Глиэр очень смеялся, а потом по-детски спросил: «Разве я так говорю?» Многие шутки и смешные анекдоты, придуманные Алексеем Федоровичем, иногда возвращались к нему бумерангом в творчестве других.
Поистине, юмор – это величайшее благословение, отпущенное человеку, ибо именно он – якорь спасения в самые трудные времена человеческой жизни, а в хорошие – украшение нашего существования.
Трудно сказать, с чего начался распад СССР. Он возник, как за ночь возникает на поверхности земли росток, которого не было накануне. Разгром крестьянства, уничтожение миллионов людей в лагерях, ссылках, на поселениях, обреченных на гибель и вымирание, было первым ударом. Затем Мировая война, обескровившая страну, у которой лишь чудом хватило духовных и физических сил восстановить великие разрушения, нанесенные войной.
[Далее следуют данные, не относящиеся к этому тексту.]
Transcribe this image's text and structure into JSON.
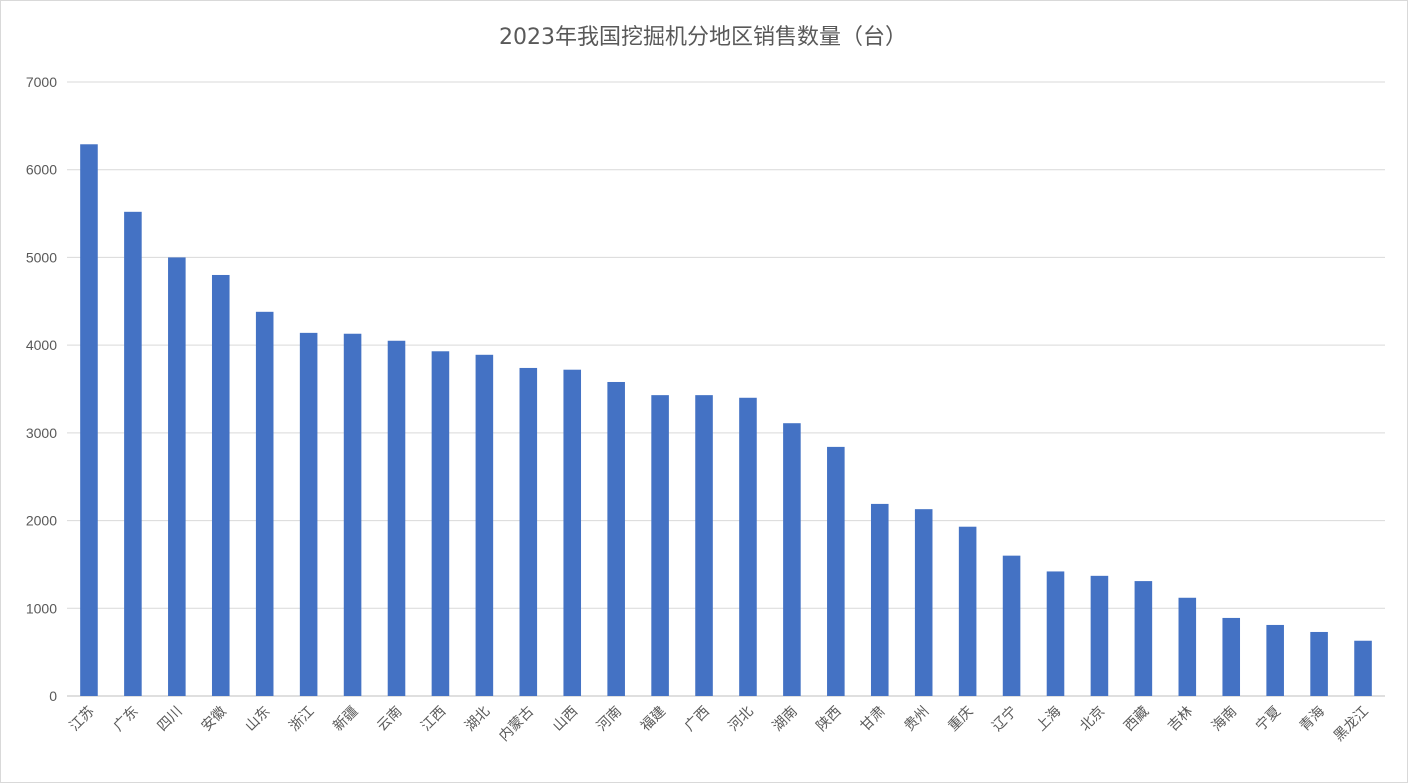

В народе у большинства вдруг появилась вера, что теперь в жизни будет иначе, лучше и свободней. Но ничего не изменилось, машина угнетения работала с прежней силой. И энергия людей пошла на убыль, и их покинула надежда на лучшую жизнь.
Сверху недреманно и жестко управляли всеми аспектами сельской жизни. Управляли чаще всего бездарно, безалаберно, во вред всем. И крестьяне, обреченные жить безрадостно и скудно, потеряли радость от труда, ставшего барщиной, разлюбили землю. Всё чаще заколачивались дома, люди уходили в город. И деревни стояли сиротеющие, хиреющие в бедности: людей постепенно покидало простое чувство счастья и радости существования. И закачалась тогда под ногами земля у мужчин и женщин от тяжкого беспробудного пьянства. И наступил на Руси праздник, разливанный «праздник Пимена Гулливого, Лентяя Преподобного[106]».
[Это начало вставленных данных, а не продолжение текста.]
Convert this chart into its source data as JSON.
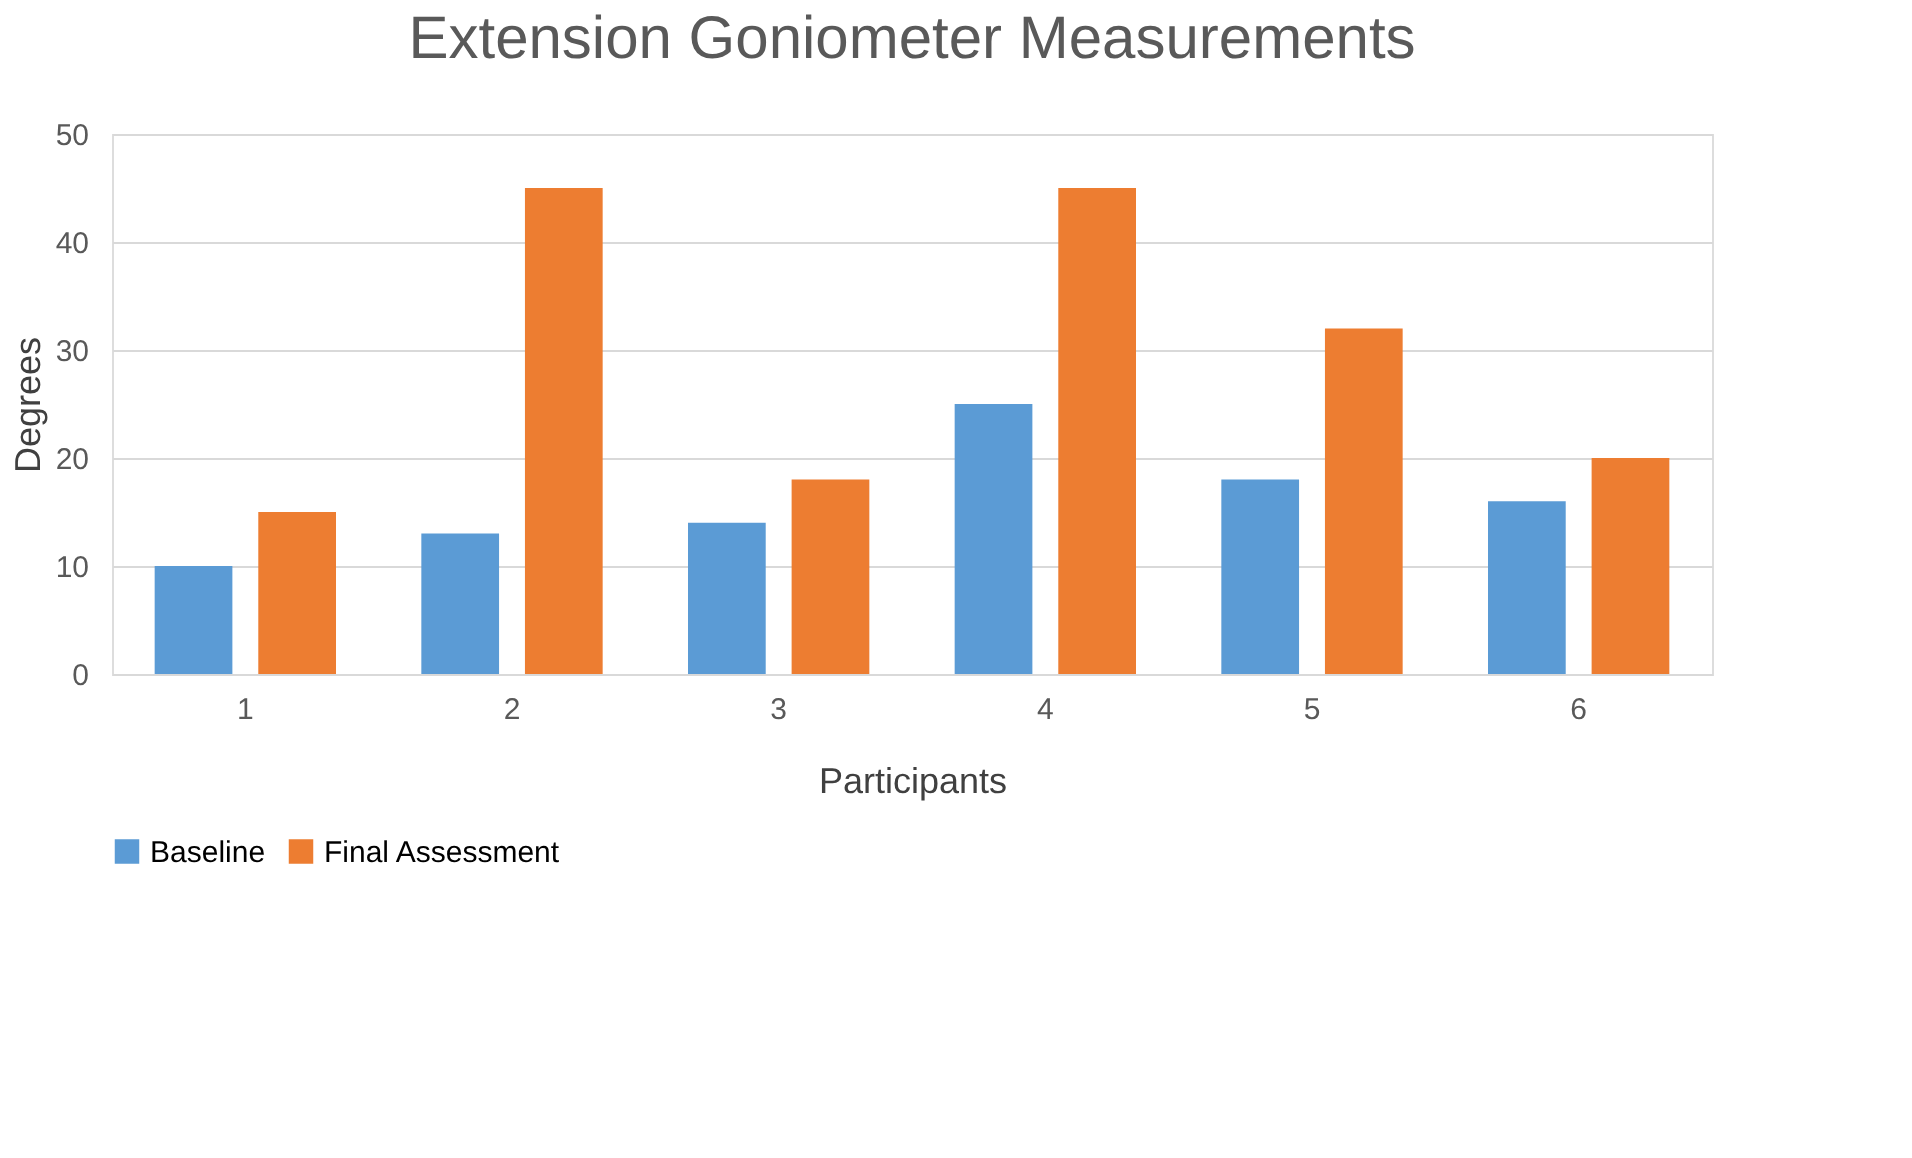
{
  "chart_data": {
    "type": "bar",
    "title": "Extension Goniometer Measurements",
    "xlabel": "Participants",
    "ylabel": "Degrees",
    "categories": [
      "1",
      "2",
      "3",
      "4",
      "5",
      "6"
    ],
    "series": [
      {
        "name": "Baseline",
        "color": "#5b9bd5",
        "values": [
          10,
          13,
          14,
          25,
          18,
          16
        ]
      },
      {
        "name": "Final Assessment",
        "color": "#ed7d31",
        "values": [
          15,
          45,
          18,
          45,
          32,
          20
        ]
      }
    ],
    "ylim": [
      0,
      50
    ],
    "yticks": [
      0,
      10,
      20,
      30,
      40,
      50
    ],
    "grid": "y",
    "legend": "bottom"
  }
}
В городах распад шел своим путем. С нарастающей быстротой началась утрата чувств и нравственных устоев, считавшихся незыблемыми у всего человечества. Коррупция и бесчестность всё большему числу людей стали представляться нормой жизни. Стяжательство порождало неслыханное равнодушие ко всему вокруг и жило своей жадной утробной жизнью. Люди перестали стесняться и не скрывали самых постыдных чувств и поступков. Вероятно, не было ни одного советского учреждения, где не бушевала бы ненависть и где не было бы склок, где все средства сживания со света, с постов, как и средства духовного унижения противников сплоченных кланов цвели пышным цветом – низости и безнаказанности.
Алексей Федорович сполна вкусил этой отравы. Он хорошо знал, что чем мельче и ничтожней те, кому ты неугоден, тем свирепей и беспощадней будут их удары и способы унижения и уничтожения. Кроме духа, у человека есть его кровеносная система, которая питает этот дух. У Алексея Федоровича кровяное давление становилось всё выше и выше, и он жил и работал на пределе дозволенного человеку, и грозная опасность конца нависла над ним.